Why does LSTM accept incorect input size

Kai_Hammond · June 22, 2024, 10:25pm

class LSTM(nn.Module):
    def __init__(self, INPUT_SIZE, HIDDEN_SIZE):
        super().__init__()
        self.lstm = nn.LSTM(INPUT_SIZE, HIDDEN_SIZE, batch_first=True)

    def forward(self, input_data):
        lstm_out, _ = self.lstm(input_data)
        return lstm_out

model = LSTM(4, 1)

input = torch.tensor([[[2, 5, 3, 2, 2, 5], [2, 4, 2, 2, 2, 5]],
                         [[5, 2, 3, 2, 2, 5], [10, 2, 7, 2, 2, 5]]], dtype=torch.float32)
input.shape
# torch.Size([2, 2, 6])

model(input)

#tensor([[[-0.1295],
#         [-0.1073]],
#
#        [[ 0.1431],
#         [ 0.2922]]], grad_fn=<TransposeBackward0>)

I believe this shouldn’t work because I set the input size as 4, but am inputting inputs of size 6. Why is this not throwing an error?
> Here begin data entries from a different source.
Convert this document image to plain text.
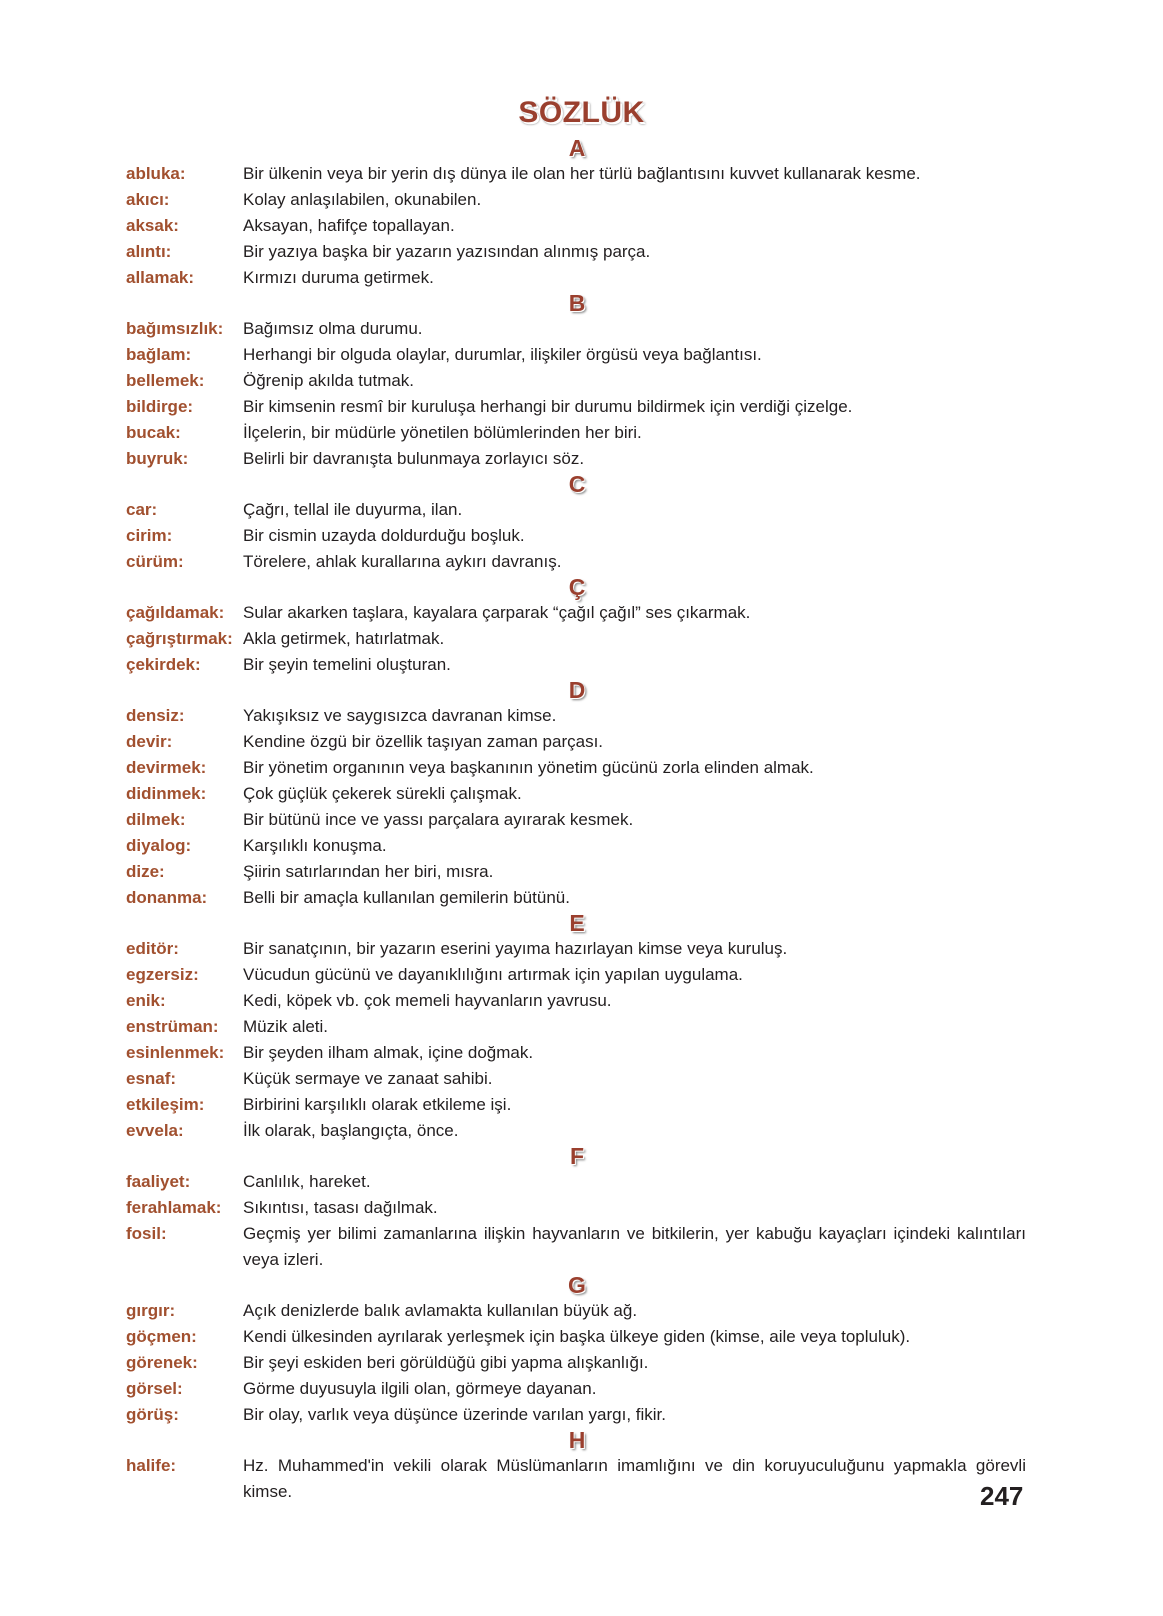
SÖZLÜK
A
abluka:	Bir ülkenin veya bir yerin dış dünya ile olan her türlü bağlantısını kuvvet kullanarak kesme.
akıcı:	Kolay anlaşılabilen, okunabilen.
aksak:	Aksayan, hafifçe topallayan.
alıntı:	Bir yazıya başka bir yazarın yazısından alınmış parça.
allamak:	Kırmızı duruma getirmek.
B
bağımsızlık:	Bağımsız olma durumu.
bağlam:	Herhangi bir olguda olaylar, durumlar, ilişkiler örgüsü veya bağlantısı.
bellemek:	Öğrenip akılda tutmak.
bildirge:	Bir kimsenin resmî bir kuruluşa herhangi bir durumu bildirmek için verdiği çizelge.
bucak:	İlçelerin, bir müdürle yönetilen bölümlerinden her biri.
buyruk:	Belirli bir davranışta bulunmaya zorlayıcı söz.
C
car:	Çağrı, tellal ile duyurma, ilan.
cirim:	Bir cismin uzayda doldurduğu boşluk.
cürüm:	Törelere, ahlak kurallarına aykırı davranış.
Ç
çağıldamak:	Sular akarken taşlara, kayalara çarparak “çağıl çağıl” ses çıkarmak.
çağrıştırmak: Akla getirmek, hatırlatmak.
çekirdek:	Bir şeyin temelini oluşturan.
D
densiz:	Yakışıksız ve saygısızca davranan kimse.
devir:	Kendine özgü bir özellik taşıyan zaman parçası.
devirmek:	Bir yönetim organının veya başkanının yönetim gücünü zorla elinden almak.
didinmek:	Çok güçlük çekerek sürekli çalışmak.
dilmek:	Bir bütünü ince ve yassı parçalara ayırarak kesmek.
diyalog:	Karşılıklı konuşma.
dize:	Şiirin satırlarından her biri, mısra.
donanma:	Belli bir amaçla kullanılan gemilerin bütünü.
E
editör:	Bir sanatçının, bir yazarın eserini yayıma hazırlayan kimse veya kuruluş.
egzersiz:	Vücudun gücünü ve dayanıklılığını artırmak için yapılan uygulama.
enik:	Kedi, köpek vb. çok memeli hayvanların yavrusu.
enstrüman:	Müzik aleti.
esinlenmek:	Bir şeyden ilham almak, içine doğmak.
esnaf:	Küçük sermaye ve zanaat sahibi.
etkileşim:	Birbirini karşılıklı olarak etkileme işi.
evvela:	İlk olarak, başlangıçta, önce.
F
faaliyet:	Canlılık, hareket.
ferahlamak:	Sıkıntısı, tasası dağılmak.
fosil:	Geçmiş yer bilimi zamanlarına ilişkin hayvanların ve bitkilerin, yer kabuğu kayaçları içindeki kalıntıları veya izleri.
G
gırgır:	Açık denizlerde balık avlamakta kullanılan büyük ağ.
göçmen:	Kendi ülkesinden ayrılarak yerleşmek için başka ülkeye giden (kimse, aile veya topluluk).
görenek:	Bir şeyi eskiden beri görüldüğü gibi yapma alışkanlığı.
görsel:	Görme duyusuyla ilgili olan, görmeye dayanan.
görüş:	Bir olay, varlık veya düşünce üzerinde varılan yargı, fikir.
H
halife:	Hz. Muhammed'in vekili olarak Müslümanların imamlığını ve din koruyuculuğunu yapmakla görevli kimse.	247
Am I understanding the calculation of the LSTM incorrectly?

Aniruth_Sundararaja1 · June 23, 2024, 7:07pm

Hi @Kai_Hammond

Your code works because PyTorch allows variable sequence lengths by default when batch_first=True in the nn.LSTM module .

So LSTM by default processes the incoming input to handle variable size input.

For shorter sequences, it ignores the remaining time steps.
For longer sequences, it truncates the excess time steps.